Türkiye ve Ortadoğu Forumu Vakfı Başkanı ve kurucusu yazar Fikret Başkaya, 7 Kasım 2016 tarihinde ozguruniversite.org sayfasında “Asıl Terör Devlet Terörüdür” başlığıyla yayımlanan yazısı nedeniyle “terör örgütü propagandası” suçlamasıyla hakkında açılan davada hâkim karşısına çıktı.
Ankara 21. Ağır Ceza Mahkemesi’nde görülen duruşma kimlik tespitiyle başladı. 1 yıldan 5 yıla kadar hapis cezası istemiyle yargılanan Başkaya, dava konusu olan yazısının teröre karşı yazıldığını belirterek “Bu yazıda terör örgütü propagandası keşfetmek savcının marifeti olsa gerek. İddianamenin asgari tutarlılığı yok, mahkemenizi oyalamaktadır. Suçun oluşması için gerekli eylemler burada yoktur. Benim yazımın herhangi bir yerinde bir örgütü meşru gösteren ya da öven bir ifade yoktur. Yazımın amacı terör kavramını sorgulamaktır” dedi.

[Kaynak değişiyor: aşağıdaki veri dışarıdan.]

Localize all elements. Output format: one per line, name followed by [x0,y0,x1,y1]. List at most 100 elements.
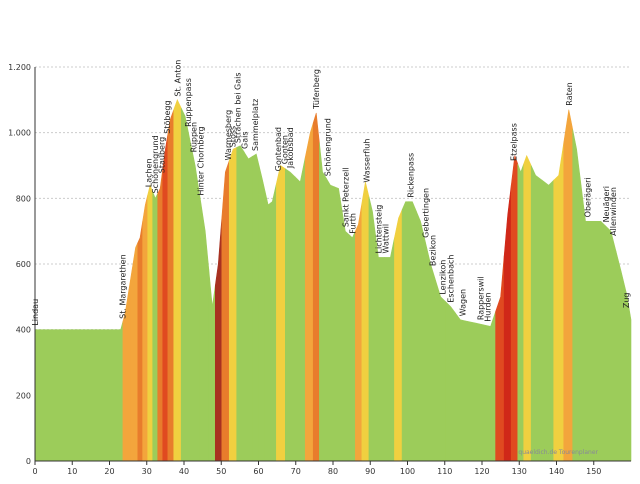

Yazısında terör kavramını sorguladığını belirten Başkaya sözlerine şöyle devam etti:
“Neyin terör, kimin terörist olduğuna devletin akıl hocaları karar veriyor. Boşuna nereye bakıldığı değil, nereden bakıldığı önemlidir dememişler.
Şu anda terörle mücadelede en büyük devlet sayılan ABD en büyük teröristtir. ABD'nin silah denemek için Hiroşima ve Nagazaki'de yaptığı katliamlar Batıda bilimsel deneme olarak karşılandı. Böyle bir vahşeti herhangi bir terör örgütü gerçekleştirebilir miydi?
Devletlerin ve mülk sahibi sınıfların medyası, terör uzmanı denen akademideki zevat kime terörist neye terör deneceğini belirliyor.
Yasal olan ve meşru olan her durumda aynı değildir. Nitekim bir diktatör "artık sıkıyönetim ilan ettiğimize göre rahatça öldürebiliriz" demişti. Devlet kendi şiddetini yasalara uydurunca bu terör olmuyor mu?
Bu ülkede sayısı binlerle ifade edilen gözaltında kayıplar var. Faili meçhul cinayetler terör değil midir? Şeyleri adıyla çağırmamak gerçeği söylememektir. Gerçeği söylemek aydın sorumluluğudur.
Düşünceyi engellemek de entellektüeli caydırmak da mümkün değildir. Bu suçlama sansür ve otosansürü dayatmayı hedefliyor.
Bu tür suçlamalar sayılı kişilere yöneltilse de kapsamı daha geniştir. Birilerini düşüncelerinden dolayı cezalandırmak başkalarını da korkutmayı amaçlar.
Entellektüelin gerçek anlamda entellektüel sayılması için sadece gerçekleri söylemesi değil, buna uygun duruşa da sahip olması gerekir.
Dava konusu yazıyı delil göstererek beni cezalandırmak faydasızdır. Düşünce bir kez açığa çıkmıştır.”
Başkaya ve avukatının savunmasını tamamlamasının ardından iddia makamı, esas hakkında mütalaa hazırlanmak için ek süre talebinde bulundu.
Mahkeme heyeti, bir sonraki duruşmayı 10 Eylül’e erteledi.